Nov 08, 2023 | Commentaires fermés sur Cœur poumon, texte et mise en scène de Daniela Labbé Cabrera au Théâtre de la Tempête, Paris

 

 

© Christophe Péan

 

ƒƒƒ article de Nicolas Thevenot

Et soudain une voix s’immisça, nouant un indéfectible lien. Cela tient à si peu, cet infime instant, frêle vaisseau qui ouvre l’œuvre comme la première note d’un opéra. Une vibration, une tessiture, une gorge nouée, une vérité : le fond d’une âme. Que cet instant ait lieu au milieu des spectateurs, les deux actrices étant assises parmi nous, ne procède alors pas d’un effet anecdotique de mise en scène, mais d’une sorte de pacte affectif nous entraînant à sa suite dans un bouleversant voyage au gré d’autres vies que les nôtres. L’entame de Cœur Poumon a la netteté du tranchant qui fend la banalité, nous saisit par ce qui sourd sous l’échange, plus encore que par ce qui est dit. Mona revient dans l’hôpital où fut soigné son fils nouveau-né, atteint d’une malformation cardiaque. « Comment vous vivez votre travail ? » lance-t-elle à Selma, infirmière de garde. Cœur poumon aura à cœur d’y répondre, à sa façon. Sa beauté, sa force, est de se déployer au-delà et en deçà des mots, car ce lieu est aussi celui de l’inexprimable. Son honnêteté est de poser des questions auxquelles il n’est pas de réponse. La maladie d’un enfant engageant son pronostic vital est un drame absolu, annihilant les systèmes de causalité que notre entendement met en place pour son confort, elle ne peut être pensée. L’inconcevable se traduit ici dans les corps, affectés dans leur fondement : Cœur Poumon donne à voir comment les corps des proches se mettent à parler, quand la parole fait défaut, ou alors comment la parole, trop forte, se met à faire entendre autre chose que ce que les mots pourraient exprimer. C’est une prostration, ce sont deux êtres qui se frôlent et s’écartent comme chargés d’électricité, c’est une nervosité agitant les extrémités, c’est un regard fuyant ou perdu, ce sont des éclats… L’affectation des corps est palpable, matérielle, comme s’ils étaient soumis à un vent mauvais. Cette justesse n’est pas une prouesse d’Actor studio, elle est une juste incarnation du pathétique, ces formes empreintes qui modèlent l’humain, qui se lisent en se passant de mot.

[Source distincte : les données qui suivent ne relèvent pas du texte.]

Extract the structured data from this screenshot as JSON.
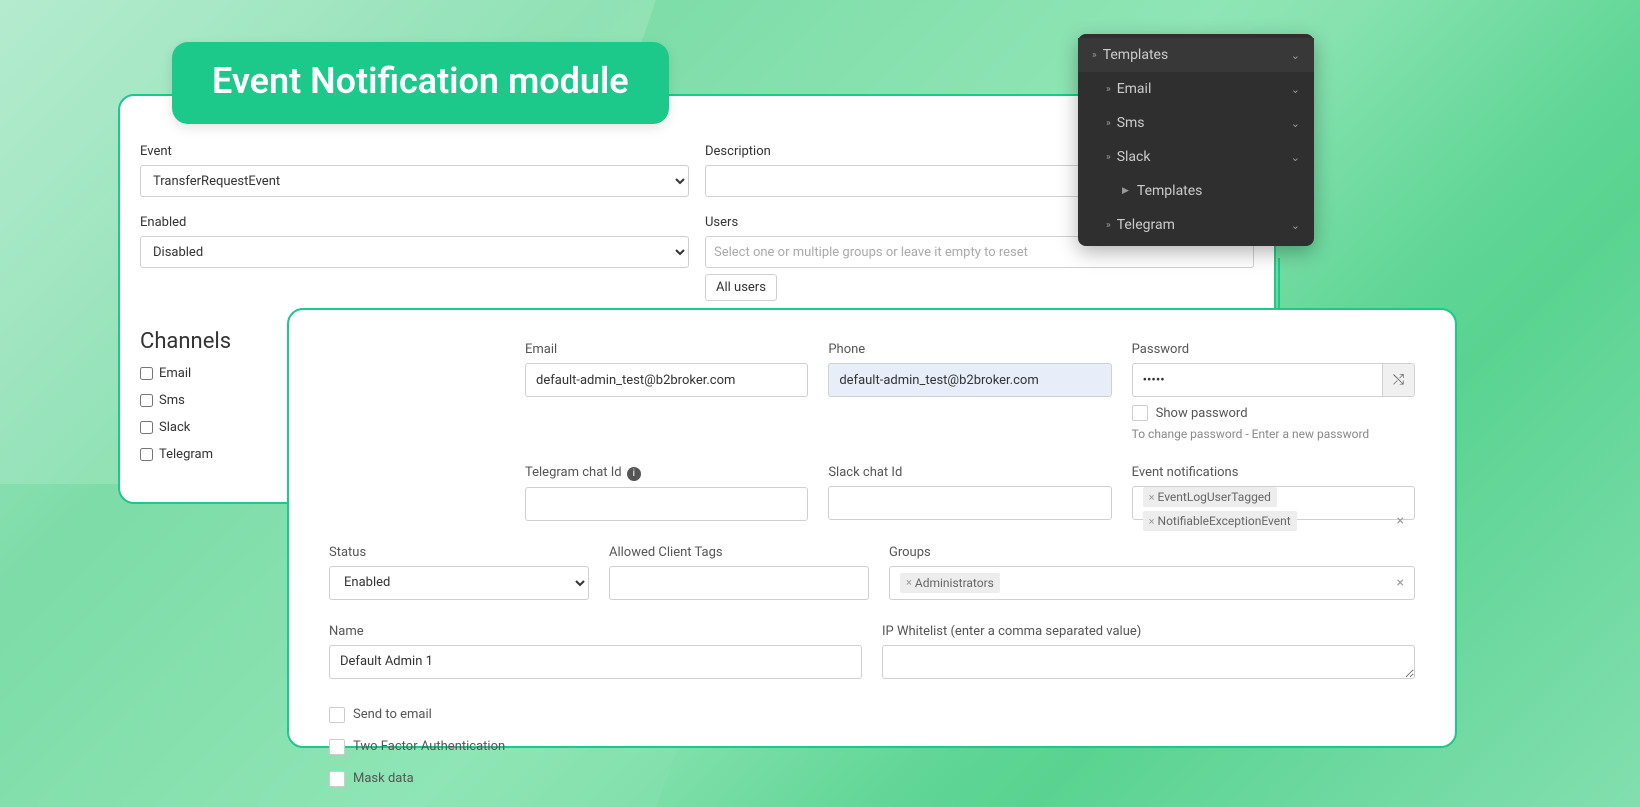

Nourri d’enquêtes dans le milieu hospitalier mais aussi de la propre expérience de Daniela Labbé Cabrera, ce projet ne saurait pourtant être réduit à un théâtre documentaire. Au-delà d’un réel dont il se fait témoin, il articule le sensible, l’émotion, à l’incompréhensible, produisant son imaginaire par cet acte de suture ; il déploie sa palette impressionniste plus qu’un discours ou un récit, jamais ne s’atrophie en fable mélodramatique ou en pièce didactique. Cœur Poumon travaille à une communion, à une fusion du geste médical, geste de soin, et du geste artistique, et l’on ne peut qu’être ému de cette équivalence qui s’instaure progressivement et profondément entre les deux gestes, comme si Daniela Labbé Cabrera nous rappelait en filigrane ce que le théâtre peut aussi faire à nos vies. Raccommoder les cœurs, ce travail de réparation qu’il porte au plus profond de lui.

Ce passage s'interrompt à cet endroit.